Rick Kobik Transcript

Rick - Ever since I came to Vermont in the early 70’s I was interested in making maple syrup so I sugared with a man named Colonel Aires who invented a tool to measure the density called the hydrotherm. He had a farm right across from Route 7 and I sugared with him. I would just boil outside on a small pan and just get scrap wood and make a few gallons. Then, I always wanted to have a sap house so I built this sap house in the late 70’s early 80’s and I got an evaporator. It was a used evaporator that was all rusty and I rebuilt it and we made a lot of syrup on that. Let me just explain what an evaporator really is. I have this covered because I have bats that like to share the sap house with me in the summer

Krista - So is this (the evaporator) made out of stainless steel?

R – Yeah, everything you see that’s shiny is stainless steel. It’s basically a big wood stove. This one is twelve feet long, so you can see everything below this is basically a wood stove and then these are just pans that sit on top. There are three pans. These are the syrup pans.

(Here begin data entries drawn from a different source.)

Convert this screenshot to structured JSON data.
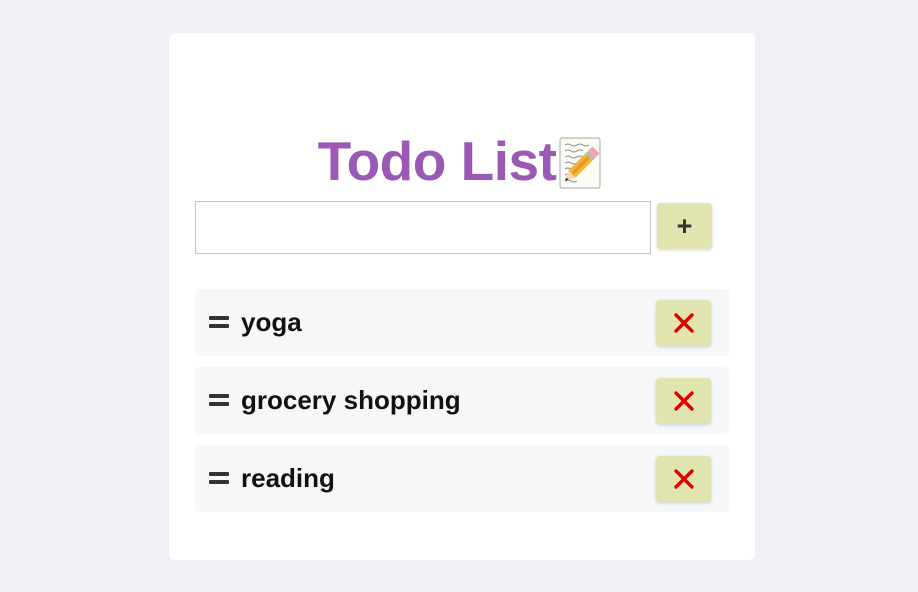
{
  "header": {
    "title": "Todo List",
    "title_icon": "memo-icon"
  },
  "add_form": {
    "input_value": "",
    "input_placeholder": "",
    "add_button_label": "+"
  },
  "todos": [
    {
      "text": "yoga"
    },
    {
      "text": "grocery shopping"
    },
    {
      "text": "reading"
    }
  ],
  "icons": {
    "drag": "drag-handle-icon",
    "delete": "close-icon"
  },
  "colors": {
    "background": "#eff0f4",
    "card": "#ffffff",
    "title": "#9b59b6",
    "button": "#e1e4ae",
    "delete_x": "#e00000",
    "item_bg": "#f6f7f9"
  }
}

These have flat bottoms and this pan is called the flue pan. It has the bottom which is not flat and it’s got flues in it. It’s shaped kind of like this so the sap can go down in those flues and the fire can be in between. And then, this is where you put the wood in here and I have a fan underneath the evaporator that blows air up through the holes that you see in those crates so it’s just like a black smith’s bellows you know, like when you pump air into a fire, it just really heats up. When I’m boiling and the pans have sap in them they’re not full of sap they have maybe 1inch or 1 ½ inch of sap and you build a fire and it just boils. The whole time you’re boiling there’s sap coming in. I have tanks outside and the tank is up high enough so it can come in by gravity and I’ve taken the float boxes off to clean but sap comes in and it’s regulated by a float so there’s always sap coming in and it’s coming in as fast as you’re boiling. All we’re doing is evaporating sap, we’re just evaporating sap into the air and that’s why we have this steam hood to help send steam out through the cupola otherwise it drips on the roof. The steam will go through the metal roof and then it will just drip and then this is where I take the sap off so, what it’s doing is it’s coming in and it has to because there’s dividers throughout this. It comes into one spot, it’s like a channel of sap, it can only go in one direction and it winds its way through and its getting thicker and thicker all the time until by the time it gets here it’s syrup so about every 15-20 minutes I can take off a batch of syrup that’s basically the process. It’s just a wood fire evaporating sap. There are a lot more technical outfits than this one. They have these systems called reverse osmosis where you can pump the sap through a membrane and what it does is it lets the water through and you can discard that so you have a thicker concentration of sugar in the sap so you have to boil it less, but I don’t use that.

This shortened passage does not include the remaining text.